Pen Underwriting has bolstered its commitment to the solicitors’ professional indemnity (PI) insurance market, with a new, enhanced multi-year capacity deal that will enable it to write 20% more premium on an annual basis.
Backed by A-rated security, the agreement – which incepts on 01 August 2020 – will see Pen write in excess of £100m in solicitors’ PI premiums over the next three years.
Pen has a long track record in the UK solicitors’ PI market and will use the new capacity to offer primary cover up to £3m across the full spectrum of its diverse underwriting footprint – providing protection to everyone from sole practitioners right up to firms with 20 or more partners – for forthcoming 2020 renewals. Supported by its team of experienced, established technical underwriters and in-house Solicitors’ PI claims specialists, Pen has proved itself a consistent underwriter in what at times has been a turbulent market.
Paul Crilly, Head of Solicitors’ PI at Pen Underwriting, said: “With a number of insurers and MGAs choosing to exit the solicitors’ PI market over the course of the last year, we know how much brokers value our long-term commitment to providing protection to UK law firms, as well as our focus on great service and the ability to quote for a wide range of activities.”
He continued: “Backed as we are by A-rated security and capacity partners that value the expertise, high quality data, actuarial analysis and broad distribution we bring them, we will continue to expand our business in a sustainable way to offer UK brokers the right mix and level of protection sought by their solicitor firm clients.”

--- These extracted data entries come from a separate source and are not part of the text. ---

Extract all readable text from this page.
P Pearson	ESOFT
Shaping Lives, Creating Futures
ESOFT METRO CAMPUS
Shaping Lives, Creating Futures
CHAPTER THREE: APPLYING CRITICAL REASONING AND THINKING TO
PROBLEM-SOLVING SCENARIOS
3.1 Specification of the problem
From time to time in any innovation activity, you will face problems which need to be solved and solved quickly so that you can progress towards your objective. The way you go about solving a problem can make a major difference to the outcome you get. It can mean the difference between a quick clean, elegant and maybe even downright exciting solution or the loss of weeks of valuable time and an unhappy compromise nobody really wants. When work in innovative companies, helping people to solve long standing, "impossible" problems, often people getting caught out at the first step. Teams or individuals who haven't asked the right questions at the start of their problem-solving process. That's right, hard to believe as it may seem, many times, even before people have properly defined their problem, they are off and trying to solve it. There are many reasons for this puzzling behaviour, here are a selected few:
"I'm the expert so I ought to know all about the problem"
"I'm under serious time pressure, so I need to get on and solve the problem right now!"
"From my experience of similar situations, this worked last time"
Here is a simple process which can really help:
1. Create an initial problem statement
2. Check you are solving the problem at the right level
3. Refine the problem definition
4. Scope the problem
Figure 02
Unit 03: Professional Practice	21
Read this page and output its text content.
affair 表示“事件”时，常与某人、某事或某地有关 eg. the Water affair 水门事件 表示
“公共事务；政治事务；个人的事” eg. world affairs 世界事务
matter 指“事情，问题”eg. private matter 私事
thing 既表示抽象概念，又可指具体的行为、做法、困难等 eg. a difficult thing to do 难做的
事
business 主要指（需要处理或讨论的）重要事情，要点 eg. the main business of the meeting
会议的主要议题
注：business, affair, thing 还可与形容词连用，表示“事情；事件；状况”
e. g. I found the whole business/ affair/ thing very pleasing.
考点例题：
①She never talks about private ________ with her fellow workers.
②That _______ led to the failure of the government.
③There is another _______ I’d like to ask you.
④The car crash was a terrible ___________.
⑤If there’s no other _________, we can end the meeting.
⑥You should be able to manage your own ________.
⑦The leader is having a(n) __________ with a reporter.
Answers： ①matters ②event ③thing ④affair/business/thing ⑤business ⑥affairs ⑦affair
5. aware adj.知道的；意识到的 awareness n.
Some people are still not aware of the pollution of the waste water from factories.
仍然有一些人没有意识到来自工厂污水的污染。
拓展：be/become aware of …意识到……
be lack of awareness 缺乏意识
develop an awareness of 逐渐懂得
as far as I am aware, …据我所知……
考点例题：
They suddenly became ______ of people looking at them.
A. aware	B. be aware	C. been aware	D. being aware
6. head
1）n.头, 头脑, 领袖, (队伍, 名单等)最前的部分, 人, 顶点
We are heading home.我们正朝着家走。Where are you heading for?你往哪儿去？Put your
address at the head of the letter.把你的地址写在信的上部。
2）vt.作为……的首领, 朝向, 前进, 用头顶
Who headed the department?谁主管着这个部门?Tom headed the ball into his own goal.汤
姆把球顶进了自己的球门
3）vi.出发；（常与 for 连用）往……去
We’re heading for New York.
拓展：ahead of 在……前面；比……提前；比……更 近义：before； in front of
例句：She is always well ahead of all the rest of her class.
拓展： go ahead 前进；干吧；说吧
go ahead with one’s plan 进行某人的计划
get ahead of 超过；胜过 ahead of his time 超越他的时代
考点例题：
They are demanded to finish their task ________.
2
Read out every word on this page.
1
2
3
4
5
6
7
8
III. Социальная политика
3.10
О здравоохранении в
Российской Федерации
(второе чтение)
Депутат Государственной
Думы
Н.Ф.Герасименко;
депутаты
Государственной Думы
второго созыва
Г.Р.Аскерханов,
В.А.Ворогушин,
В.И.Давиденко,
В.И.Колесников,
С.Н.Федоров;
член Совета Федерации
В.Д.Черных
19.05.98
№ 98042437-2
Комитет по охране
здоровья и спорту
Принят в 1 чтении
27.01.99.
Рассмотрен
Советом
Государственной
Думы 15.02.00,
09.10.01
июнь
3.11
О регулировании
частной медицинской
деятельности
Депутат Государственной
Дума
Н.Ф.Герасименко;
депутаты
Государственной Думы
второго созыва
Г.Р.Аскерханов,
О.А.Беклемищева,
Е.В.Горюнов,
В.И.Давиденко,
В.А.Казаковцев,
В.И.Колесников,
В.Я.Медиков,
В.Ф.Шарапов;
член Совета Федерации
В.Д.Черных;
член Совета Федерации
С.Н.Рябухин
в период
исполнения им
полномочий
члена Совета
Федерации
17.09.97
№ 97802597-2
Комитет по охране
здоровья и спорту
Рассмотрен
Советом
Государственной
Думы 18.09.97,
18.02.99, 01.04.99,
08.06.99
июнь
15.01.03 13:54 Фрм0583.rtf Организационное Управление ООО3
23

Tom Downey, CEO of Pen Underwriting, commented: “To not only secure but increase capacity in a specialist class like solicitors’ PI, especially given the current backdrop of tightening capacity generally, is a huge endorsement of our team’s quality and technical capabilities. This is another great example of how Pen’s ability to deliver the loss ratios targeted by our capacity providers is resulting in the reassurance of long-term cover provision in challenging markets for our brokers and their customers.”